Également joint, le porte-parole du gouvernement n’a pas souhaité réagir indiquant qu’il n’en sait rien et n’en a discuté avec personne.
Une possibilité dans la loi
Même si elle n’est pas pour l’instant effective contre le professeur Joël Aïvo comme l’annoncent les publications sur les réseaux sociaux, la révocation d’un fonctionnaire est une sanction prévue par le législateur béninois. En son article 80, la loi portant statut général du travail dispose que « La révocation emporte exclusion définitive du fonctionnaire du corps auquel il appartient ». Le texte prévoit deux spécifications en cas de révocation.
Il y a la sanction de révocation sans perte des droits à pension. Elle est prononcée à l'encontre du fonctionnaire dans les cas de « malversation financière d'au moins cinq cent mille (500 000) francs commission par l'agent ayant accompli moins de quinze (15) ans de service » ; d’« abandon de poste après soixante (60) jours » ; de « détournement de mineur ». Pour d’autres types de fautes, renseigne le même article 80, le fonctionnaire peut être frappé par la sanction de révocation avec perte des droits à pension.

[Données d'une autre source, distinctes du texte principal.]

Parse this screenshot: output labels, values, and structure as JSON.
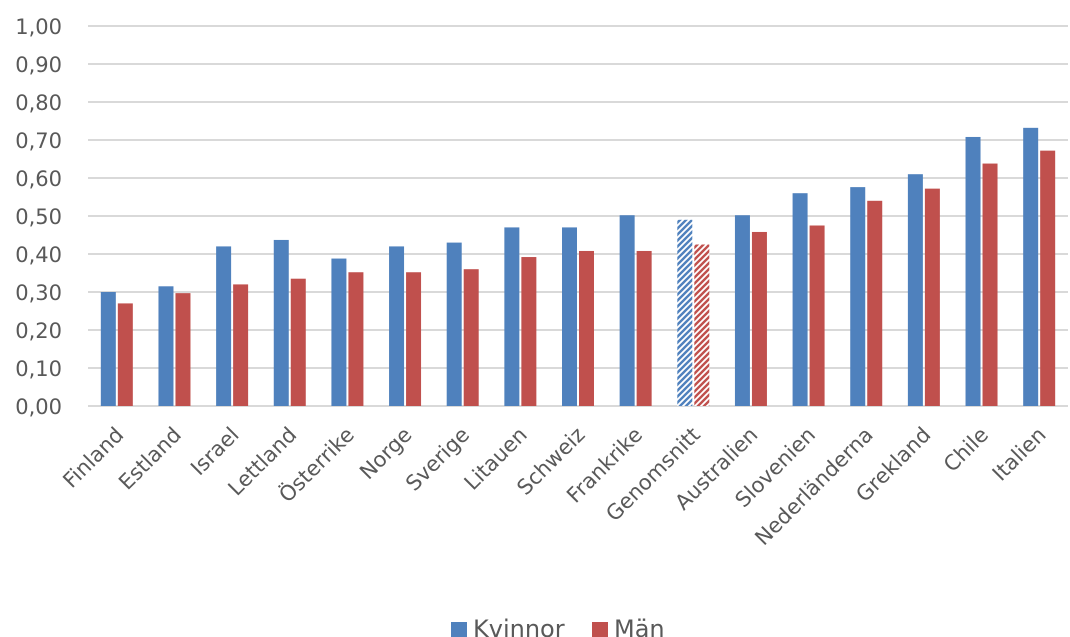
{
  "chart_data": {
    "type": "bar",
    "categories": [
      "Finland",
      "Estland",
      "Israel",
      "Lettland",
      "Österrike",
      "Norge",
      "Sverige",
      "Litauen",
      "Schweiz",
      "Frankrike",
      "Genomsnitt",
      "Australien",
      "Slovenien",
      "Nederländerna",
      "Grekland",
      "Chile",
      "Italien"
    ],
    "series": [
      {
        "name": "Kvinnor",
        "color": "#4f81bd",
        "values": [
          0.3,
          0.315,
          0.42,
          0.437,
          0.388,
          0.42,
          0.43,
          0.47,
          0.47,
          0.502,
          0.49,
          0.502,
          0.56,
          0.576,
          0.61,
          0.708,
          0.732
        ]
      },
      {
        "name": "Män",
        "color": "#c0504d",
        "values": [
          0.27,
          0.297,
          0.32,
          0.335,
          0.352,
          0.352,
          0.36,
          0.392,
          0.408,
          0.408,
          0.425,
          0.458,
          0.475,
          0.54,
          0.572,
          0.638,
          0.672
        ]
      }
    ],
    "highlight_category": "Genomsnitt",
    "highlight_style": "patterned",
    "ylim": [
      0,
      1.0
    ],
    "yticks": [
      "0,00",
      "0,10",
      "0,20",
      "0,30",
      "0,40",
      "0,50",
      "0,60",
      "0,70",
      "0,80",
      "0,90",
      "1,00"
    ],
    "grid": true,
    "legend_position": "bottom",
    "title": "",
    "xlabel": "",
    "ylabel": ""
  }
}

Entre autres cas, lit-on, lorsque survient une « condamnation à une peine d'emprisonnement ferme d'au moins trois (03) mois pour des fautes professionnelles » ; « condamnation à une peine d'emprisonnement ferme d'au moins trois (03) mois pour des fautes intentionnelles non professionnelles : atteinte à la sûreté de l'État ».

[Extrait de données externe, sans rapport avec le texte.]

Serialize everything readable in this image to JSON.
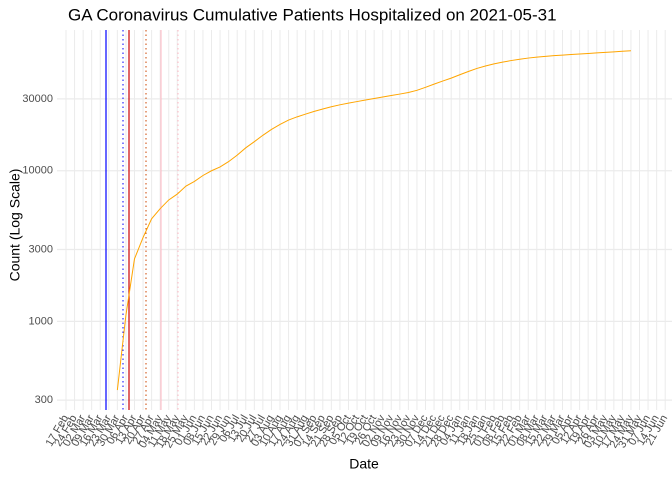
{
  "chart_data": {
    "type": "line",
    "title": "GA Coronavirus Cumulative Patients Hospitalized on 2021-05-31",
    "x_label": "Date",
    "y_label": "Count (Log Scale)",
    "log_scale": true,
    "grid": true,
    "color": "#ffa500",
    "categories": [
      "17 Feb",
      "24 Feb",
      "02 Mar",
      "09 Mar",
      "16 Mar",
      "23 Mar",
      "30 Mar",
      "06 Apr",
      "13 Apr",
      "20 Apr",
      "27 Apr",
      "04 May",
      "11 May",
      "18 May",
      "25 May",
      "01 Jun",
      "08 Jun",
      "15 Jun",
      "22 Jun",
      "29 Jun",
      "06 Jul",
      "13 Jul",
      "20 Jul",
      "27 Jul",
      "03 Aug",
      "10 Aug",
      "17 Aug",
      "24 Aug",
      "31 Aug",
      "07 Sep",
      "14 Sep",
      "21 Sep",
      "28 Sep",
      "05 Oct",
      "12 Oct",
      "19 Oct",
      "26 Oct",
      "02 Nov",
      "09 Nov",
      "16 Nov",
      "23 Nov",
      "30 Nov",
      "07 Dec",
      "14 Dec",
      "21 Dec",
      "28 Dec",
      "04 Jan",
      "11 Jan",
      "18 Jan",
      "25 Jan",
      "01 Feb",
      "08 Feb",
      "15 Feb",
      "22 Feb",
      "01 Mar",
      "08 Mar",
      "15 Mar",
      "22 Mar",
      "29 Mar",
      "05 Apr",
      "12 Apr",
      "19 Apr",
      "26 Apr",
      "03 May",
      "10 May",
      "17 May",
      "24 May",
      "31 May",
      "07 Jun",
      "14 Jun",
      "21 Jun"
    ],
    "values": [
      null,
      null,
      null,
      null,
      null,
      null,
      350,
      1100,
      2600,
      3600,
      4800,
      5600,
      6400,
      7000,
      7900,
      8500,
      9300,
      10000,
      10600,
      11500,
      12700,
      14200,
      15600,
      17200,
      18800,
      20300,
      21700,
      22800,
      23800,
      24800,
      25700,
      26600,
      27400,
      28100,
      28800,
      29500,
      30200,
      30900,
      31600,
      32300,
      33100,
      34200,
      35800,
      37600,
      39400,
      41200,
      43400,
      45600,
      47800,
      49600,
      51200,
      52600,
      53900,
      55000,
      56000,
      56800,
      57500,
      58100,
      58600,
      59100,
      59600,
      60100,
      60600,
      61100,
      61600,
      62100,
      62600,
      null,
      null,
      null,
      null
    ],
    "ylim": [
      258,
      86000
    ],
    "yticks": [
      300,
      1000,
      3000,
      10000,
      30000
    ]
  }
}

A la question de savoir s’il est possible de radier l’universitaire après sa condamnation à 10 ans de prison pour « atteinte à la sûreté de l’Etat », son avocat, l’ancien bâtonnier Me Robert Dossou répond : « Tout est possible. Mais comme c’est une condamnation politique, on ne peut encore rien dire ».

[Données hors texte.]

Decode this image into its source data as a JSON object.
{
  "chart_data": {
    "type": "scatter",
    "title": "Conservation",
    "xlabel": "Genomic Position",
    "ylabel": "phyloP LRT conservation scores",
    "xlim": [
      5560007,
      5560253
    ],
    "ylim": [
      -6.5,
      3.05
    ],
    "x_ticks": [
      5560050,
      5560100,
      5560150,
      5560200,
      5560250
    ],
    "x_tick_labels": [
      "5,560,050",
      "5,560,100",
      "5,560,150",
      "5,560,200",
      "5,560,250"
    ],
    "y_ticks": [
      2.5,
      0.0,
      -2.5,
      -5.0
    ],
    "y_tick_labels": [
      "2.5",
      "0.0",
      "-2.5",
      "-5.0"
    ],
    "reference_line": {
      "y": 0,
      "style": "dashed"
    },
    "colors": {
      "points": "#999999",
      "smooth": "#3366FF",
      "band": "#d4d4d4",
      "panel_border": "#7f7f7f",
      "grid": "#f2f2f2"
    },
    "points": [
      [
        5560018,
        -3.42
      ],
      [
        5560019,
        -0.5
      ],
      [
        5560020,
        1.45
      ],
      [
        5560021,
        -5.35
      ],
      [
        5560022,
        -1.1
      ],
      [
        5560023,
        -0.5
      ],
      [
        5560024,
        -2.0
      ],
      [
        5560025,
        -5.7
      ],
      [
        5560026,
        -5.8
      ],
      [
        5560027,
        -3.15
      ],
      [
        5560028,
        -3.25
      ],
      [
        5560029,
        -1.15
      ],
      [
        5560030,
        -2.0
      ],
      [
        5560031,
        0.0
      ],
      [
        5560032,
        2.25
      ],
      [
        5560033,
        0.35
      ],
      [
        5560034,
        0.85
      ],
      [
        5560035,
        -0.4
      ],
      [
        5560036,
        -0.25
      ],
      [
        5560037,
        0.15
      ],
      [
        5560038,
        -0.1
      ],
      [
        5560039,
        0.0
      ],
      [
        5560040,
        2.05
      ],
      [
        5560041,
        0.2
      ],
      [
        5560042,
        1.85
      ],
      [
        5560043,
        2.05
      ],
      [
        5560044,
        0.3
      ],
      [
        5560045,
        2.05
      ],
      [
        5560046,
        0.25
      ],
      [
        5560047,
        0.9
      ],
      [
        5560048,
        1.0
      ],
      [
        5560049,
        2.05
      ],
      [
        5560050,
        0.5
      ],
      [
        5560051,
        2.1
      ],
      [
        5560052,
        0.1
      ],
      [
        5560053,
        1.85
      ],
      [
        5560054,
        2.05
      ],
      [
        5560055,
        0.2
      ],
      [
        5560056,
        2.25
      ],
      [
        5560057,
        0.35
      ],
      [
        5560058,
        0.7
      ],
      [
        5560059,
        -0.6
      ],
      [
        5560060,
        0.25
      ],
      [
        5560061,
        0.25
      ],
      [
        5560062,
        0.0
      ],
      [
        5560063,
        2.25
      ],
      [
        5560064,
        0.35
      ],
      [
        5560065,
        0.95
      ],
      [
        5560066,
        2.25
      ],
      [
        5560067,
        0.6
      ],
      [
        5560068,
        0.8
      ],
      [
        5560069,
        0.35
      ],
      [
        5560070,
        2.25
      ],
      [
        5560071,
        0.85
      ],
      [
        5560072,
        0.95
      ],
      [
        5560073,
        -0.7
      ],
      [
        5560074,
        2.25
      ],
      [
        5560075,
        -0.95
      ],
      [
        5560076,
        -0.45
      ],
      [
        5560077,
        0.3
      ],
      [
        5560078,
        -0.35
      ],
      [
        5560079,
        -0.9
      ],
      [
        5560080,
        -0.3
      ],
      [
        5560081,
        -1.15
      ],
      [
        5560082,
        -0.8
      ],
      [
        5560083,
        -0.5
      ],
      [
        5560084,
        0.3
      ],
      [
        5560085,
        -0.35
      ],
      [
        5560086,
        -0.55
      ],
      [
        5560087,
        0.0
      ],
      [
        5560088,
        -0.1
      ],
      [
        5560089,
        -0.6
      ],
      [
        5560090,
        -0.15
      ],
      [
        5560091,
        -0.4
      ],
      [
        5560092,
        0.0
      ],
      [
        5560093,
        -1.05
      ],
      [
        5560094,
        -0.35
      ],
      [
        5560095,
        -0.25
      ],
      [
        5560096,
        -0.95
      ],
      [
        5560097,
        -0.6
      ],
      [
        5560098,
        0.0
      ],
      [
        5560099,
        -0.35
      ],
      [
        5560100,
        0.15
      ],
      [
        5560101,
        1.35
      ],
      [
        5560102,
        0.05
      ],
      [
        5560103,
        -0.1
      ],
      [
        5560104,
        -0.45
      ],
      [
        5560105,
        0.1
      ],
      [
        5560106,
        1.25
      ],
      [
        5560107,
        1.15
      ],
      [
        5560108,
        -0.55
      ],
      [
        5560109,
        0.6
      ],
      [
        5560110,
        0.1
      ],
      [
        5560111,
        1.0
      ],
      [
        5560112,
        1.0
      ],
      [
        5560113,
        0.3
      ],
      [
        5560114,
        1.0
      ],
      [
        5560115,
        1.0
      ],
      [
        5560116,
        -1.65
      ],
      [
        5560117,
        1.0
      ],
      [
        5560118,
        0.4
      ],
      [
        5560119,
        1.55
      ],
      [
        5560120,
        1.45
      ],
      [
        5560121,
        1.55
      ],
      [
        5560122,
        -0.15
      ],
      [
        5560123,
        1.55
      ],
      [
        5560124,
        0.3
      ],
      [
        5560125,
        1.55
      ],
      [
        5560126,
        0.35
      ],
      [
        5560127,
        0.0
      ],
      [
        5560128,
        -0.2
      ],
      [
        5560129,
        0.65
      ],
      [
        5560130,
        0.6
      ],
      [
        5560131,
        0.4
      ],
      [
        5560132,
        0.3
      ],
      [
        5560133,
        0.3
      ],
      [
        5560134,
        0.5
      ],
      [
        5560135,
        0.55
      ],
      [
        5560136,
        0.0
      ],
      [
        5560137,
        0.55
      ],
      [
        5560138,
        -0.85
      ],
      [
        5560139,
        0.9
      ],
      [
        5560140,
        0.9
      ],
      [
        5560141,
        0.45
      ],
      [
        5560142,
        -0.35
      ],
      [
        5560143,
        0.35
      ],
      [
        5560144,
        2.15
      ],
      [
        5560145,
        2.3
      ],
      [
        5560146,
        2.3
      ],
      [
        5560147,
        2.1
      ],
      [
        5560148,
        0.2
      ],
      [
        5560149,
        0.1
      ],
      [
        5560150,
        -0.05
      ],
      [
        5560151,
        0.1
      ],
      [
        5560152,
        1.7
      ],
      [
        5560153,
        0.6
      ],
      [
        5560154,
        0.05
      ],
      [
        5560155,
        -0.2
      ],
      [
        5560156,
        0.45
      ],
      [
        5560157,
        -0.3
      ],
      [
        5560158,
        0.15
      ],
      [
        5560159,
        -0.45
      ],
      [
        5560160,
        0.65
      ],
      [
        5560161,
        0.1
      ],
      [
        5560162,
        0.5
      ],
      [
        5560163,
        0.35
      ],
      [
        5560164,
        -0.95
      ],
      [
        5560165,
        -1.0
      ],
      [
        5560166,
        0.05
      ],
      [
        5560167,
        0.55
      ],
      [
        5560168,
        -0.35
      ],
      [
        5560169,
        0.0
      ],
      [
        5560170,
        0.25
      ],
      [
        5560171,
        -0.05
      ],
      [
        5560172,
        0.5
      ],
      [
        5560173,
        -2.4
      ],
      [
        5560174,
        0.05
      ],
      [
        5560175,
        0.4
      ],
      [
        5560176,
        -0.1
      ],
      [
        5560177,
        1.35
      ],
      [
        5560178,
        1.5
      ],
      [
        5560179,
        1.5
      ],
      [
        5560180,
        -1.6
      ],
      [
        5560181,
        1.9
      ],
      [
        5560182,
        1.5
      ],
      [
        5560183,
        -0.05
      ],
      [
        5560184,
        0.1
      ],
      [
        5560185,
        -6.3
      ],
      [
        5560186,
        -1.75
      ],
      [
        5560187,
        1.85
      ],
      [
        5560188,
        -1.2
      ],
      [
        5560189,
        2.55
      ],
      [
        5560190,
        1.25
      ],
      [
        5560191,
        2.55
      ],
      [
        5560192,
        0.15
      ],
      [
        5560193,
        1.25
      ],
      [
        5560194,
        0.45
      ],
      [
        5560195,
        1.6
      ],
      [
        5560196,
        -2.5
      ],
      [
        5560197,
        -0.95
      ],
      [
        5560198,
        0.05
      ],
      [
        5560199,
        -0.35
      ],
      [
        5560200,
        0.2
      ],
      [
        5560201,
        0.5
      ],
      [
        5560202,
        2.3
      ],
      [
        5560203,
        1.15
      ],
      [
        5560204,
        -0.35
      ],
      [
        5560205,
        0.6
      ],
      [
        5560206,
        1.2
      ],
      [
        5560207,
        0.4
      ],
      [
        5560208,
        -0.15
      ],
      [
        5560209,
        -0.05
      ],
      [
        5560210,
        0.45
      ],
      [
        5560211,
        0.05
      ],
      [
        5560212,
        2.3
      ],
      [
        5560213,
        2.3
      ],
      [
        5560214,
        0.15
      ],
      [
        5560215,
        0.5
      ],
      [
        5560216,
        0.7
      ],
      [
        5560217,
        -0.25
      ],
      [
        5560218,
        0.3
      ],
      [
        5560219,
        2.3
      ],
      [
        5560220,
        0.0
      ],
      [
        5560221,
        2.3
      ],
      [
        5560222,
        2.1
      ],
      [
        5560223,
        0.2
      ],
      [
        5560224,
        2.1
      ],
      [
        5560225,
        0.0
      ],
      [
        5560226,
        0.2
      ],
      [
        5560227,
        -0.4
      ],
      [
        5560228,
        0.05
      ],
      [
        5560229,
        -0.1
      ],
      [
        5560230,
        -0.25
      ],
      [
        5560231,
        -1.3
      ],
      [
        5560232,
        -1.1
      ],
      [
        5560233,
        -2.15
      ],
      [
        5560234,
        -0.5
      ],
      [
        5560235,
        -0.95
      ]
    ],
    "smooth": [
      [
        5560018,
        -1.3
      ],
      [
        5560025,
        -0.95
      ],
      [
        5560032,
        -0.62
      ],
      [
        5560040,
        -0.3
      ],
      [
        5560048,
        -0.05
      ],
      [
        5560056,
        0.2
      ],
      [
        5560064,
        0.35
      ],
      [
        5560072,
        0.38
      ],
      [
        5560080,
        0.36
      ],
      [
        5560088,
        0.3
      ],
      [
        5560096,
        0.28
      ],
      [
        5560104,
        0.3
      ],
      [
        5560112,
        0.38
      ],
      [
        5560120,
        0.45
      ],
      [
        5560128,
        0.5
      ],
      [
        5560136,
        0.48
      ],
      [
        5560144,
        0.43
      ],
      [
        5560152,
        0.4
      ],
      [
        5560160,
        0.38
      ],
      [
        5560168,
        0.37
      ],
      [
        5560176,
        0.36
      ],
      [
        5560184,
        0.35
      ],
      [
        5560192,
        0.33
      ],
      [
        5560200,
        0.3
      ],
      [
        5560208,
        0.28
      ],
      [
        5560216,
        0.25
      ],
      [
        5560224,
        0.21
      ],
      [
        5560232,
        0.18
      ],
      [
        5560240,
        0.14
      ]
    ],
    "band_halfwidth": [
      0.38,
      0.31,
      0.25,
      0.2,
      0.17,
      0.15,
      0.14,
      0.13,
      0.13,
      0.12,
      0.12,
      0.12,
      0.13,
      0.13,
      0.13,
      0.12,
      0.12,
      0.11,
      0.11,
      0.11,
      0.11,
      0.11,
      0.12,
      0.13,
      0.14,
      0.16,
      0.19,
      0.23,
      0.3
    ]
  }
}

En raison de son statut d’enseignant d’université publique, le professeur Joël Aïvo pourrait bénéficier d’une situation atténuante. Au Bénin, c’est l'Organe National de Contrôle et d'Ethique dans l'Enseignement Supérieur qui a pouvoir d'autorité disciplinaire. « Il est compétent pour proposer les sanctions disciplinaires prévues à l'article 69 et suivants de la loi n° 2015-18 du 1er septembre 2017 portant statut général de la fonction publique telle que modifiée par la loi n° 2018-35 du 5 octobre 2018, sans préjudice de poursuites judiciaires » informe le décret n° 202I-379 du 14 juillet 2021 portant statuts-type des universités publiques en République du Bénin.
« Indépendamment des dispositions de l'article 69 et suivants de la loi n° 2015-18 du 1er septembre 2017 portant statut général de la fonction publique telle que modifiée par la loi n° 2018-35 du 5 octobre 2018, I'Organe National de Contrôle et d'Ethique dans l'Enseignement Supérieur est également compétent pour proposer contre les enseignants des universités publiques du Bénin des sanctions attachées à leur qualité d'enseignants du supérieur », lit-on également.
Verdict
Contrairement à ce qu’annoncent de nombreuses publications sur Facebook et Whatsapp, il n’existe aucune preuve de radiation du professeur Joël Aïvo. Les responsables joints au ministère de l’Enseignement supérieur ainsi qu’au ministère du travail et de la fonction publique démentent formellement l’existence d’une procédure contre l’universitaire. Son avocat, l’ancien bâtonnier Me Robert Dossou n’a non plus connaissance d’une telle décision.